Sales forecasting helps you manage your staffing needs, keep scheduling in order and maintain an open and respectful dialogue with your employees. This allows you to be more organized and minimize time spent on scheduling. it also improves your relationship with your staff: You can allow for the scheduling needs of your employees and be able to give ample notice when you expect to cut or expand employee hours.
Detailed sales forecasting should help you develop the strategy and character of your advertising. A sales forecast will show you how much revenue you can expect and what kind of money is available for your advertising budget. It helps you track and predict the behavior of consumers, which is the basis for successful advertising. This information can help you break into new customer bases, address unmet consumer needs and abandon or scale down trends that are on the wane.
Classification of forecasting
Short-term forecasts are usually made for tactical reasons that include production planning and control, short-term cash requirements and adjustments that need to be made for seasonal sales fluctuations. Such forecasts are for periods of less than one year, with a normal range between one and three months.
Medium-term forecasts are made for minor strategic decisions in connection with the operation of the business. They are important in the area of business budgeting for the operating budget, and it is from this forecast that company budgets are built up. Incorrect forecasting can have serious implications for the rest of the organization, for if it turns out to be over-optimistic, the organization will be left with unsold stock and will have overspent on production. This forecast is used for such matters as the staffing levels that are required to achieve expected sales, the amount of money to be spent on sales effort, and short-term capital requirements for such items as machines to be purchased to meet increased production. The time period for a medium-term forecast is normally one year.
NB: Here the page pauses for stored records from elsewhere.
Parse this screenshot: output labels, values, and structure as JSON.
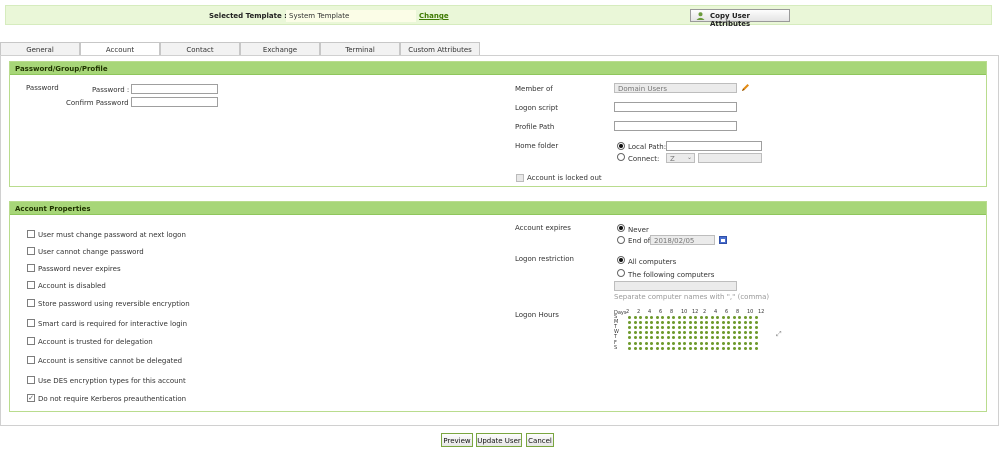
{
  "header": {
    "selected_template_label": "Selected Template :",
    "selected_template_value": "System Template",
    "change_link": "Change",
    "copy_button": "Copy User Attributes"
  },
  "tabs": [
    {
      "label": "General",
      "active": false
    },
    {
      "label": "Account",
      "active": true
    },
    {
      "label": "Contact",
      "active": false
    },
    {
      "label": "Exchange",
      "active": false
    },
    {
      "label": "Terminal",
      "active": false
    },
    {
      "label": "Custom Attributes",
      "active": false
    }
  ],
  "profile": {
    "title": "Password/Group/Profile",
    "password_section_label": "Password",
    "password_label": "Password :",
    "confirm_password_label": "Confirm Password :",
    "member_of_label": "Member of",
    "member_of_value": "Domain Users",
    "logon_script_label": "Logon script",
    "profile_path_label": "Profile Path",
    "home_folder_label": "Home folder",
    "local_path_label": "Local Path:",
    "connect_label": "Connect:",
    "connect_drive": "Z",
    "account_locked_label": "Account is locked out"
  },
  "properties": {
    "title": "Account Properties",
    "options": [
      {
        "label": "User must change password at next logon",
        "checked": false
      },
      {
        "label": "User cannot change password",
        "checked": false
      },
      {
        "label": "Password never expires",
        "checked": false
      },
      {
        "label": "Account is disabled",
        "checked": false
      },
      {
        "label": "Store password using reversible encryption",
        "checked": false
      },
      {
        "label": "Smart card is required for interactive login",
        "checked": false
      },
      {
        "label": "Account is trusted for delegation",
        "checked": false
      },
      {
        "label": "Account is sensitive cannot be delegated",
        "checked": false
      },
      {
        "label": "Use DES encryption types for this account",
        "checked": false
      },
      {
        "label": "Do not require Kerberos preauthentication",
        "checked": true
      }
    ],
    "account_expires_label": "Account expires",
    "never_label": "Never",
    "end_of_label": "End of",
    "end_of_date": "2018/02/05",
    "logon_restriction_label": "Logon restriction",
    "all_computers_label": "All computers",
    "following_computers_label": "The following computers",
    "separate_hint": "Separate computer names with \",\" (comma)",
    "logon_hours_label": "Logon Hours",
    "logon_hours_days_label": "Days",
    "logon_hours_hour_labels": [
      "2",
      "2",
      "4",
      "6",
      "8",
      "10",
      "12",
      "2",
      "4",
      "6",
      "8",
      "10",
      "12"
    ],
    "logon_hours_days": [
      "S",
      "M",
      "T",
      "W",
      "T",
      "F",
      "S"
    ]
  },
  "footer": {
    "preview": "Preview",
    "update_user": "Update User",
    "cancel": "Cancel"
  },
  "colors": {
    "section_header": "#a7d678",
    "topbar": "#eaf7d8",
    "dots": "#6e9a2c",
    "link": "#3d7a00"
  }
}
Long-term forecasts are for major strategic decisions to be taken within an organization, and they very much relate to resource implications. They deal with general rather than specific items, and rely more heavily in their computation upon such factors as government policy, social change and technological change. They are, therefore, concerned more with general trends, and in the light of these trends, attempt to predict sales over periods greater than two years. In some strategic, heavily capitalized industries, predictions might be needed for a decade or more. The problem is that for these lengths of time the forecast cannot be more than vague, and planners in retrospect blame the forecast when things go wrong and forecasting thus receives criticism.